Our relief about the government shutdown ending and the debt limit apocalypse averted is mixed with disgust that the far-right Republican caucus in the House of Representatives caused such unnecessary pain and angst on its quixotic quest to undermine Obamacare.
This was said on the floor of the United States House of Representatives:
‘‘There is a dark cloud hanging over this chamber. The tolerance level is going down, down and down. Motives are being questioned. Integrity is being challenged. Name-calling is rampant. Emotionalism is at a fever pitch, with all too frequently nasty results.
‘‘Mr. Speaker, it is time for all of us to do a little soul searching. Clearly, and sadly, the House is out of order.”
Those words could have — and probably should have — been spoken this week about the deleterious affects of partisan politics on the welfare of this nation.
But instead, they were uttered in 1985 by Sherwood Boehlert, then a second-term member of the House who wound up ably serving our area from 1983-2006.
If Boehlert, a moderate Republican, thought the acrimony in ‘85 was bad, he encountered far more after the Newt Gingrich-led Republican takeover of the House in 1994.
Boehlert often sided with Democrats on issues such as abortion rights and prayer in schools, but he was a fiscal conservative who supported Gingrich during the disastrous — for Republicans — government shutdown in 1995.
Still, he made it apparent in an interview last week with The Daily Star that he believes the current House playing chicken with the economy was far beyond anything that occurred while he was in office.
“The way they are putting the full faith and credit of the government on the line is irresponsible,” Boehlert said. “You can’t even think about defaulting. Government should be the art of reasonable compromise that should serve the interests of all,” he said. Instead, today “there is partisan gamesmanship and everybody is losing.”
“The minority in the majority is calling the shots,” Boehlert said. “For them, compromise is a sinful exercise.”
Boehlert knows what he’s talking about. Long before the tea party made it fashionable, he faced right-wing Republican primary opponents who were far greater threats to his re-election than any Democrat.

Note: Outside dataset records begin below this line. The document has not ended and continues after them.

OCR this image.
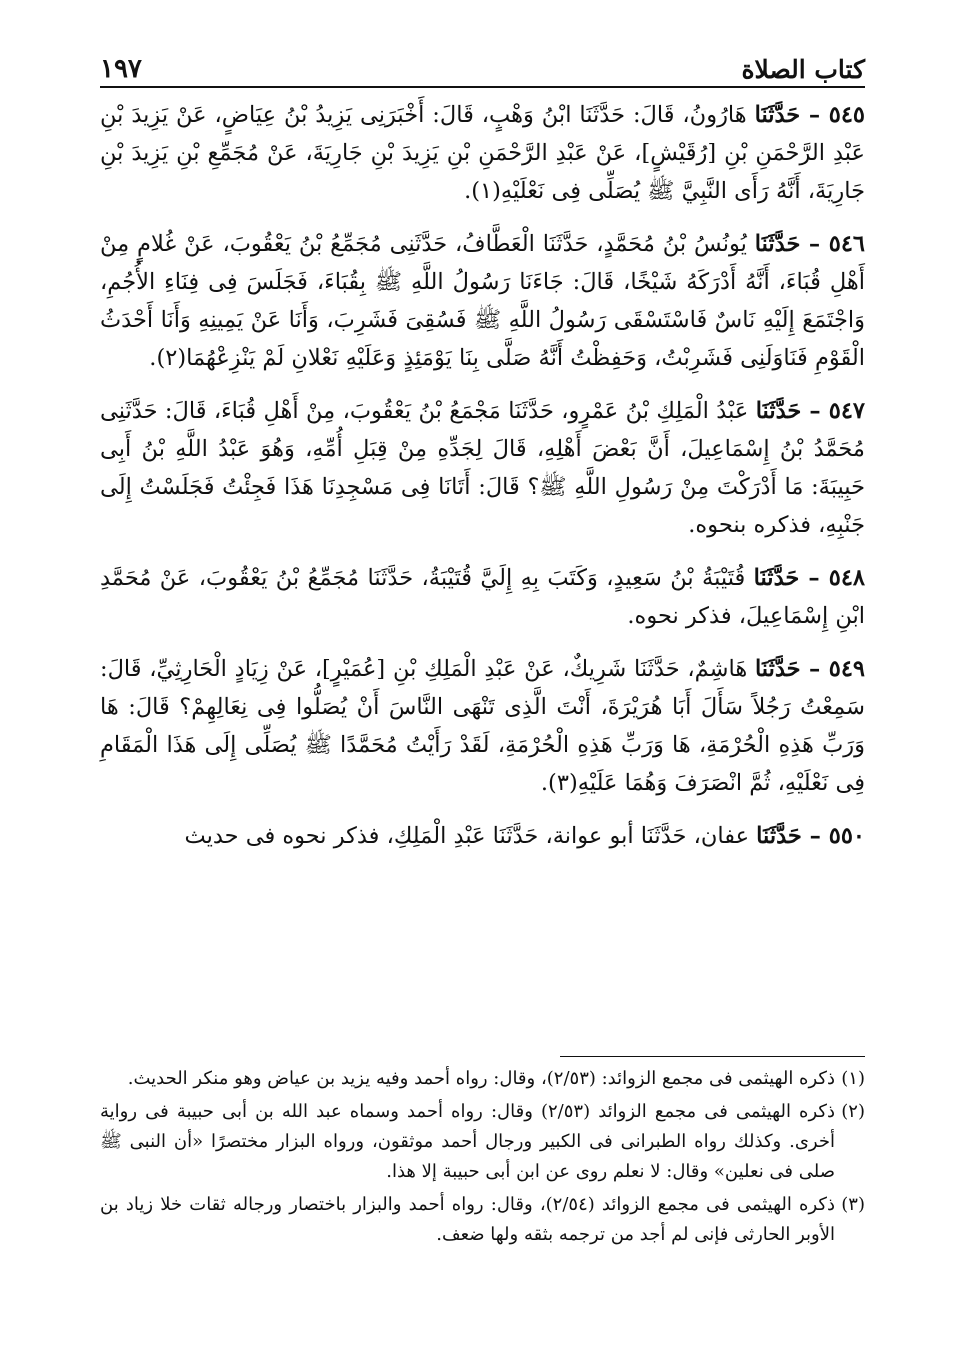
كتاب الصلاة
١٩٧

٥٤٥ – حَدَّثَنَا هَارُونُ، قَالَ: حَدَّثَنَا ابْنُ وَهْبٍ، قَالَ: أَخْبَرَنِى يَزِيدُ بْنُ عِيَاضٍ، عَنْ يَزِيدَ بْنِ عَبْدِ الرَّحْمَنِ بْنِ [رُقَيْشٍ]، عَنْ عَبْدِ الرَّحْمَنِ بْنِ يَزِيدَ بْنِ جَارِيَةَ، عَنْ مُجَمِّعِ بْنِ يَزِيدَ بْنِ جَارِيَةَ، أَنَّهُ رَأَى النَّبِيَّ ﷺ يُصَلِّى فِى نَعْلَيْهِ(١).

٥٤٦ – حَدَّثَنَا يُونُسُ بْنُ مُحَمَّدٍ، حَدَّثَنَا الْعَطَّافُ، حَدَّثَنِى مُجَمِّعُ بْنُ يَعْقُوبَ، عَنْ غُلامٍ مِنْ أَهْلِ قُبَاءَ، أَنَّهُ أَدْرَكَهُ شَيْخًا، قَالَ: جَاءَنَا رَسُولُ اللَّهِ ﷺ بِقُبَاءَ، فَجَلَسَ فِى فِنَاءِ الأُجُمِ، وَاجْتَمَعَ إِلَيْهِ نَاسٌ فَاسْتَسْقَى رَسُولُ اللَّهِ ﷺ فَسُقِىَ فَشَرِبَ، وَأَنَا عَنْ يَمِينِهِ وَأَنَا أَحْدَثُ الْقَوْمِ فَنَاوَلَنِى فَشَرِبْتُ، وَحَفِظْتُ أَنَّهُ صَلَّى بِنَا يَوْمَئِذٍ وَعَلَيْهِ نَعْلانِ لَمْ يَنْزِعْهُمَا(٢).

٥٤٧ – حَدَّثَنَا عَبْدُ الْمَلِكِ بْنُ عَمْرٍو، حَدَّثَنَا مَجْمَعُ بْنُ يَعْقُوبَ، مِنْ أَهْلِ قُبَاءَ، قَالَ: حَدَّثَنِى مُحَمَّدُ بْنُ إِسْمَاعِيلَ، أَنَّ بَعْضَ أَهْلِهِ، قَالَ لِجَدِّهِ مِنْ قِبَلِ أُمِّهِ، وَهُوَ عَبْدُ اللَّهِ بْنُ أَبِى حَبِيبَةَ: مَا أَدْرَكْتَ مِنْ رَسُولِ اللَّهِ ﷺ؟ قَالَ: أَتَانَا فِى مَسْجِدِنَا هَذَا فَجِئْتُ فَجَلَسْتُ إِلَى جَنْبِهِ، فذكره بنحوه.

٥٤٨ – حَدَّثَنَا قُتَيْبَةُ بْنُ سَعِيدٍ، وَكَتَبَ بِهِ إِلَيَّ قُتَيْبَةُ، حَدَّثَنَا مُجَمِّعُ بْنُ يَعْقُوبَ، عَنْ مُحَمَّدِ ابْنِ إِسْمَاعِيلَ، فذكر نحوه.

٥٤٩ – حَدَّثَنَا هَاشِمٌ، حَدَّثَنَا شَرِيكٌ، عَنْ عَبْدِ الْمَلِكِ بْنِ [عُمَيْرٍ]، عَنْ زِيَادٍ الْحَارِثِيِّ، قَالَ: سَمِعْتُ رَجُلاً سَأَلَ أَبَا هُرَيْرَةَ، أَنْتَ الَّذِى تَنْهَى النَّاسَ أَنْ يُصَلُّوا فِى نِعَالِهِمْ؟ قَالَ: هَا وَرَبِّ هَذِهِ الْحُرْمَةِ، هَا وَرَبِّ هَذِهِ الْحُرْمَةِ، لَقَدْ رَأَيْتُ مُحَمَّدًا ﷺ يُصَلِّى إِلَى هَذَا الْمَقَامِ فِى نَعْلَيْهِ، ثُمَّ انْصَرَفَ وَهُمَا عَلَيْهِ(٣).

٥٥٠ – حَدَّثَنَا عفان، حَدَّثَنَا أبو عوانة، حَدَّثَنَا عَبْدِ الْمَلِكِ، فذكر نحوه فى حديث

(١)
ذكره الهيثمى فى مجمع الزوائد: (٢/٥٣)، وقال: رواه أحمد وفيه يزيد بن عياض وهو منكر الحديث.
(٢)
ذكره الهيثمى فى مجمع الزوائد (٢/٥٣) وقال: رواه أحمد وسماه عبد الله بن أبى حبيبة فى رواية أخرى. وكذلك رواه الطبرانى فى الكبير ورجال أحمد موثقون، ورواه البزار مختصرًا «أن النبى ﷺ صلى فى نعلين» وقال: لا نعلم روى عن ابن أبى حبيبة إلا هذا.
(٣)
ذكره الهيثمى فى مجمع الزوائد (٢/٥٤)، وقال: رواه أحمد والبزار باختصار ورجاله ثقات خلا زياد بن الأوبر الحارثى فإنى لم أجد من ترجمه بثقه ولها ضعف.
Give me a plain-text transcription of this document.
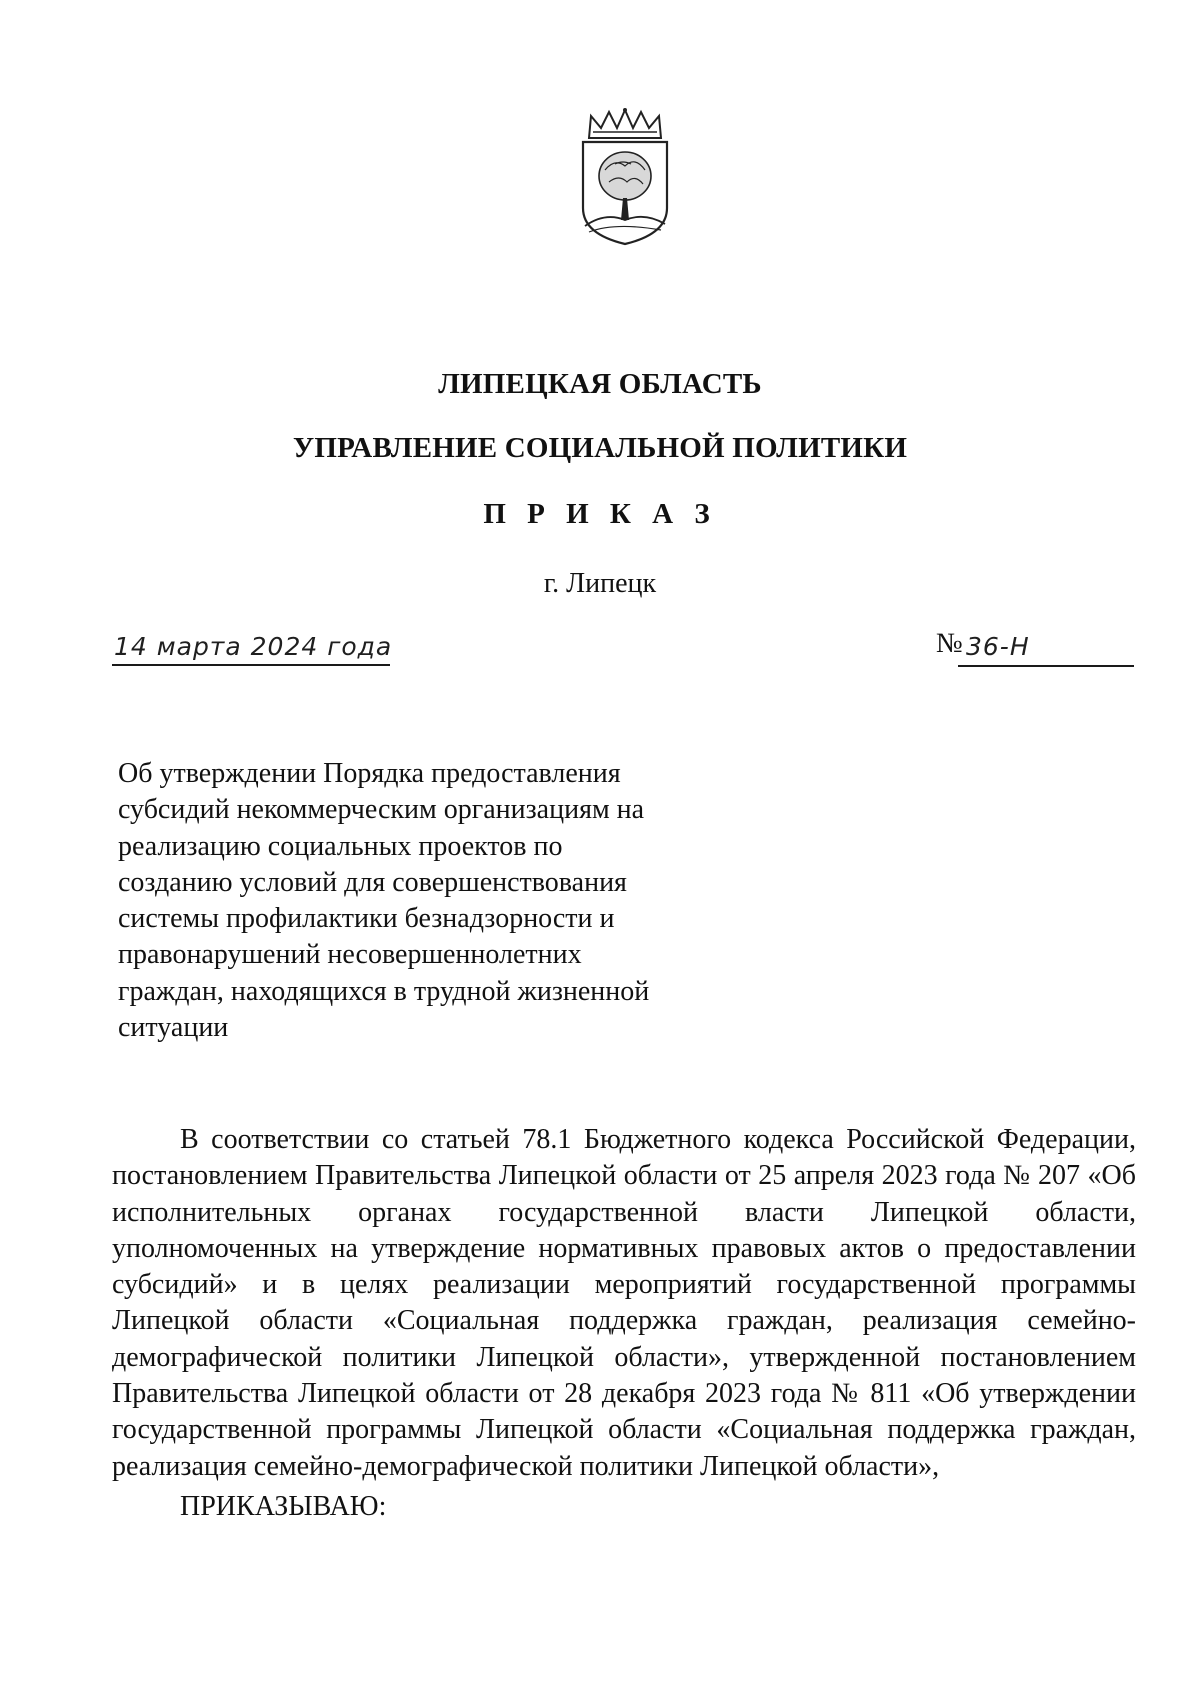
ЛИПЕЦКАЯ ОБЛАСТЬ
УПРАВЛЕНИЕ СОЦИАЛЬНОЙ ПОЛИТИКИ
П Р И К А З
г. Липецк
14 марта 2024 года	№ 36-Н
Об утверждении Порядка предоставления
субсидий некоммерческим организациям на
реализацию социальных проектов по
созданию условий для совершенствования
системы профилактики безнадзорности и
правонарушений несовершеннолетних
граждан, находящихся в трудной жизненной
ситуации
В соответствии со статьей 78.1 Бюджетного кодекса Российской Федерации, постановлением Правительства Липецкой области от 25 апреля 2023 года № 207 «Об исполнительных органах государственной власти Липецкой области, уполномоченных на утверждение нормативных правовых актов о предоставлении субсидий» и в целях реализации мероприятий государственной программы Липецкой области «Социальная поддержка граждан, реализация семейно-демографической политики Липецкой области», утвержденной постановлением Правительства Липецкой области от 28 декабря 2023 года № 811 «Об утверждении государственной программы Липецкой области «Социальная поддержка граждан, реализация семейно-демографической политики Липецкой области»,
ПРИКАЗЫВАЮ:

As for the current Republicans in the House, he said: “They have to explain to their constituents why a group of extreme Republicans ride roughshod over the regular order.”
Given what has gone on over the last few weeks, Boehlert is thankful for at least one thing about a pitiful House that we believe would be far better off if it still had Sherwood Boehlert in it.
“I am glad,” Boehlert said, “I’m not there.”